Desde a militância estudantil até o empreendedorismo social, a advogada fez do combate à violência contra mulheres seu projeto de vida.

Marina Ganzarolli é advogada especialista em violência de gênero, fundadora do Me Too Brasil e da MG Consulting

Marina Ganzarolli é advogada especialista em violência de gênero, fundadora do Me Too Brasil e da MG Consulting (Crédito: Divulgação)

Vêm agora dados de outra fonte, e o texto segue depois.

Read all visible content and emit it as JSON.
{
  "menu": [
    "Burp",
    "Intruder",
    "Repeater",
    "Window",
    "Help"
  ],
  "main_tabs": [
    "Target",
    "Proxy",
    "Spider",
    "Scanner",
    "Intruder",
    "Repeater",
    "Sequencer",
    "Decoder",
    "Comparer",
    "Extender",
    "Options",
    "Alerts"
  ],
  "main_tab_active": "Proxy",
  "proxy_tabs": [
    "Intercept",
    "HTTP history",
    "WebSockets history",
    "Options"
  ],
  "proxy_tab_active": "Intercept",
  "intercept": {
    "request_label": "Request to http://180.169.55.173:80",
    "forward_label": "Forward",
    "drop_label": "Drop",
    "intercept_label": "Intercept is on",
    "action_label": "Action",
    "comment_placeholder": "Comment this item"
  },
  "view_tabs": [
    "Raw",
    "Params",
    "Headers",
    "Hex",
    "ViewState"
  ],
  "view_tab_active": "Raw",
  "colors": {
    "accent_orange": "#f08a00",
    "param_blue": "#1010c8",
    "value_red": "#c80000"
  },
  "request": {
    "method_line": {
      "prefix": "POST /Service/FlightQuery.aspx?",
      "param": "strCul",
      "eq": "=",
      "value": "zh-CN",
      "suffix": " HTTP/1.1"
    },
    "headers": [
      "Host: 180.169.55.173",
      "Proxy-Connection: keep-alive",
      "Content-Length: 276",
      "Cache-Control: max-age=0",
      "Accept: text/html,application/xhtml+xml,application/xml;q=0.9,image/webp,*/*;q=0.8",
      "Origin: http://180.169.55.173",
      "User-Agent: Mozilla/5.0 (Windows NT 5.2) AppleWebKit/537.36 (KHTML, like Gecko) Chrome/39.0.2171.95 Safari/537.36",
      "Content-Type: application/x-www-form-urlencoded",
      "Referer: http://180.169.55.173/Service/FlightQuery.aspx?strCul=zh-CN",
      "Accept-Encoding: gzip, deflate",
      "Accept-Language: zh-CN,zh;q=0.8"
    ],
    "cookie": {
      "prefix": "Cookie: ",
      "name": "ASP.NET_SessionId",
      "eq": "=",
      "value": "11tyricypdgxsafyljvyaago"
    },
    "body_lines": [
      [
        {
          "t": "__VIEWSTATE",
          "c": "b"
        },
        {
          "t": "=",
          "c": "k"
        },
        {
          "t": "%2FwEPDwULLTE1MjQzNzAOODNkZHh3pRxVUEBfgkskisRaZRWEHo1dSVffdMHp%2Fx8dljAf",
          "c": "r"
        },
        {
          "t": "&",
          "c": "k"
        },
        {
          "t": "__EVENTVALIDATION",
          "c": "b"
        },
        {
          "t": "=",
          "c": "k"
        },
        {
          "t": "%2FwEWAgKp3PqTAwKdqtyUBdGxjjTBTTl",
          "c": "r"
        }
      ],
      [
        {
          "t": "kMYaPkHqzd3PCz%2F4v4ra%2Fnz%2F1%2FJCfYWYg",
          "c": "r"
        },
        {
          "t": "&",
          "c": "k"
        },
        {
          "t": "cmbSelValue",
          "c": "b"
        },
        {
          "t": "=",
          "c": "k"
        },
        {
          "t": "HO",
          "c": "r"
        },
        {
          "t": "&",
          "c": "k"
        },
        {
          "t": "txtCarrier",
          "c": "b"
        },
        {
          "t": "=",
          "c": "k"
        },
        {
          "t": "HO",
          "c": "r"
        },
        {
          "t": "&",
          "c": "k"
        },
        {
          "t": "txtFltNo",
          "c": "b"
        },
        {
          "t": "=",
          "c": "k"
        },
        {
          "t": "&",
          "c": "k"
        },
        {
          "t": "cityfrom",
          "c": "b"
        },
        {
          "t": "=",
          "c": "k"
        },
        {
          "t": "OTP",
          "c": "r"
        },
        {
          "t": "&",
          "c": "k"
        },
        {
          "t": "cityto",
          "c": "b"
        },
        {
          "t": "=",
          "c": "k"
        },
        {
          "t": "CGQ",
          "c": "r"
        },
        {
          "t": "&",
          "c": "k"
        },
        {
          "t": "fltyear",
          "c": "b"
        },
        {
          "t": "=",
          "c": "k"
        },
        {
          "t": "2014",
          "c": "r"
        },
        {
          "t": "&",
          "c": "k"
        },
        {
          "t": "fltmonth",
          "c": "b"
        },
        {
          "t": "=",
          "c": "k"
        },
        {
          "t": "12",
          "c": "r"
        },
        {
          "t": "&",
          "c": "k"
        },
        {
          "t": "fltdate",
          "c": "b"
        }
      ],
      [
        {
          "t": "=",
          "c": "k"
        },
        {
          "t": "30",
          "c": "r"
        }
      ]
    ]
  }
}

Marina Ganzarolli é advogada especialista em violência de gênero, fundadora do Me Too Brasil e da MG Consulting, consultoria do tema para empresas. Sua atuação começou enquanto jovem na faculdade, quando a Lei Maria da Penha foi lançada. Ainda como estagiária, Marina atendia vítimas de violência de gênero de forma voluntária. Seu trabalho logo repercutiu na mídia e no mercado, o que a levou a expandir sua atuação para todo o Brasil com o Me Too, e para empresas, como consultora.

Hoje, Ganzarolli é referência quando o tema é violência contra mulheres e segue atuando de forma voluntária com vítimas de agressões domésticas — trabalho que se tornou seu propósito. Nesta entrevista, a advogada conta um pouco sobre sua trajetória desde a faculdade até o momento em que decidiu empreender, e orienta como marcas podem virar aliadas da pauta do combate à violência de gênero. 

Conte sobre sua trajetória profissional.

Minha trajetória profissional começou com o trabalho voluntário na infância e adolescência, influenciado pelos meus pais, professores da Universidade Estadual de Campinas (Unicamp). Cresci em Barão Geraldo, interior de São Paulo, região de Campinas. Ao ingressar na Faculdade de Direito da Universidade de São Paulo (USP), percebi que as discriminações de gênero e lesbofobia eram as mesmas que eu sofria no interior. 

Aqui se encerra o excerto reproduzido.